Researchers from the University of Oxford delved into our evolutionary history by building a family tree for 217 primate species whose social habits are known. Working backward from the present, they found that early primates were nocturnal animals that lived solitary lives until about 52 million years ago. Our early ancestors apparently transitioned to life in large groups at the same time they shifted to becoming active during the daytime.

From here, other social structures evolved, such as isolated pairs and harems, in which a single male lives with multiple females. [ Human Origins: Our Crazy Family Tree ]

"What we did is use the pattern of relatedness between living species to say, 'If we step back one level, what is the likely social system of the ancestor of this group?'" said lead researcher Susanne Schultz, a research fellow at Oxford.

The first ancestral primates lived about 74 million years ago and were solitary foragers, similar to living prosimians, which include lemurs and lorsises. Researchers concluded that by the time our primate ancestors were more monkeylike, they had begun living in large groups including both sexes. Other social structures emerged later.

Working backward through the family tree, also called a phylogenetic tree, made sense because among living primates, closely related species usually have the same social arrangements, Schultz told LiveScience. However, it became trickier when focusing on the great apes — chimpanzees, gorillas, orangutans and us — because each organizes itself differently, she said. [ 10 Things That Make Humans Special ]

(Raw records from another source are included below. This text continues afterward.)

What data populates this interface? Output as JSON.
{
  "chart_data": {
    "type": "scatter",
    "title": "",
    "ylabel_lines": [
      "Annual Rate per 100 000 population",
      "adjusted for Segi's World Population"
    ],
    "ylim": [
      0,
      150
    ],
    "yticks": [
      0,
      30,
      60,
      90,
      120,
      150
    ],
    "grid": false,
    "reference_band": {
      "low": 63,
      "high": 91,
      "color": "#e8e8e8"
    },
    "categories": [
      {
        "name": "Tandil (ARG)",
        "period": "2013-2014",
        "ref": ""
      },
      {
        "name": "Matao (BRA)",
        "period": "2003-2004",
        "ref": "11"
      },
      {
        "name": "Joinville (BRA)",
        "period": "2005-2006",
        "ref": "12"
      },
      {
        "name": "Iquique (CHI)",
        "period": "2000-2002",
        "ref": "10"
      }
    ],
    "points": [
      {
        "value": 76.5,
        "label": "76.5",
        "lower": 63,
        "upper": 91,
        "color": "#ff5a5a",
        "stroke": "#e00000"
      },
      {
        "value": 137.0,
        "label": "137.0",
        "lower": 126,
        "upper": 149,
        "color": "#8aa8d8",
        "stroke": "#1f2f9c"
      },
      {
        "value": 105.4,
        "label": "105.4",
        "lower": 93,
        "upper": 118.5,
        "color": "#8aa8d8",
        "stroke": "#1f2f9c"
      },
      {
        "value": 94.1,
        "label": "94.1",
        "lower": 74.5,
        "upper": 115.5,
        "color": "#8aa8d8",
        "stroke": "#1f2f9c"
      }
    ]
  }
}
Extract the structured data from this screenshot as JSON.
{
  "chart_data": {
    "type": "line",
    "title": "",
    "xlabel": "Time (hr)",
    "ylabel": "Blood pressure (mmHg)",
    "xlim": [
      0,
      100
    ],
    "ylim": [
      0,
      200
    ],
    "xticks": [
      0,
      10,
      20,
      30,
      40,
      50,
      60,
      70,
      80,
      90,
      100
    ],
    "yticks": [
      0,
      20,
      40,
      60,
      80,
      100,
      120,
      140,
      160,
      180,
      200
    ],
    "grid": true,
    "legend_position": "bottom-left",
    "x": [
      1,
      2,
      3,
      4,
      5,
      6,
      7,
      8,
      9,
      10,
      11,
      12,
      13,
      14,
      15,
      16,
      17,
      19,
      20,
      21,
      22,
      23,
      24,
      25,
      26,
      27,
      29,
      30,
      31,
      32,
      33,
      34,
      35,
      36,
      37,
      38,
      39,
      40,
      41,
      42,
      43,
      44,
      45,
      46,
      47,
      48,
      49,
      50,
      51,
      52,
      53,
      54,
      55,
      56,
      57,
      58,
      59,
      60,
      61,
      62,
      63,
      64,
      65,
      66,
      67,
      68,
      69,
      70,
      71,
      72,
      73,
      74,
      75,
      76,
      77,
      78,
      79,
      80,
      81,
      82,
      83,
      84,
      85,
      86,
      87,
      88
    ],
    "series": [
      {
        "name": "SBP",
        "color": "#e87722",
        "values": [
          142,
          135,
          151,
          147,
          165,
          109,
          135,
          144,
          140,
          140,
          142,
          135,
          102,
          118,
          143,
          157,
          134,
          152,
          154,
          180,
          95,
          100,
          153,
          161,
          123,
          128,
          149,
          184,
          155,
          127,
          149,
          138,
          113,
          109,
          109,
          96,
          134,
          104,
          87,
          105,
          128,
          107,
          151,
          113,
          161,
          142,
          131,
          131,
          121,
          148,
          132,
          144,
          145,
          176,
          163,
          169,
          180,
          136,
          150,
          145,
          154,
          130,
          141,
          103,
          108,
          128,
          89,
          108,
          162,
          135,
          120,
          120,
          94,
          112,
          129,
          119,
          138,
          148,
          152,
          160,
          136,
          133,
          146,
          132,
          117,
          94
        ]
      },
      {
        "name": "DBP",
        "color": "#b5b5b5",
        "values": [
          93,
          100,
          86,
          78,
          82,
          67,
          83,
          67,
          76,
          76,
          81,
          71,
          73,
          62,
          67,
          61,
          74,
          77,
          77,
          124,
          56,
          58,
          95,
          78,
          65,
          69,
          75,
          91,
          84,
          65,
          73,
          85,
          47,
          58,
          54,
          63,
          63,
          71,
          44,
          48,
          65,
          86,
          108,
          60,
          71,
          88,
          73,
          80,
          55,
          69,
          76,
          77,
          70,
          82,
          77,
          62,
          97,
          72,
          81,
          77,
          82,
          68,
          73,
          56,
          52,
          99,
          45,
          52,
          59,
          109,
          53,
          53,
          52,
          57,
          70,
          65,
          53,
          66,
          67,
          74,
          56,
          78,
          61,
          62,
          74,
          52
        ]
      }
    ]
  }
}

Humans are the most flexible of all. Human societies have social structures resembling, at least to some degree, those found throughout the primate world, including living in pairs or harems or, in some traditional societies, in families structured around related members of one sex — sisters, mothers and daughters or brothers, fathers and sons.

Alternative theories suggest that social structure emerged as a result of resource availability, or that social structure made steplike increases in complexity over time, starting from solitary to pairs to small groups and so on. Evidence for the later theory has been found among social insects and birds.  

Schultz and her colleagues used mathematical models of these scenarios, as well as the scenario suggested by the family tree, to test their likelihood. The results supported the idea that early primates transitioned directly from solitary lives to living in large groups, supporting what they found in their family-tree analysis.

They also calculated that a tipping point in social structures happened around 52 million years ago, and that afterward primates were more likely to live in social groups than by themselves.

This timing is significant because it coincides with the transition to a diurnal life.

The ancestral primates were small, forest-dwelling creatures with large eyes, indicative of animals active at night. This life helped them to avoid predators, but made it harder to find food, which most likely prompted some to switch to being active during the day, about 52 million years ago.

Life during the day, however, was more dangerous for the early primates, because their primary predators, eagles, were also awake and hungry. Transitioning about this time to life among large groups would make sense, since animals tend to find safety in numbers, Schultz said.

"History is massively important in understanding why we are social in the way we are social," Schultz said. "When you look at the phylogenetic tree, what sort of hits you over the head is how inflexible in some ways many primates are and how important your history is in what you do."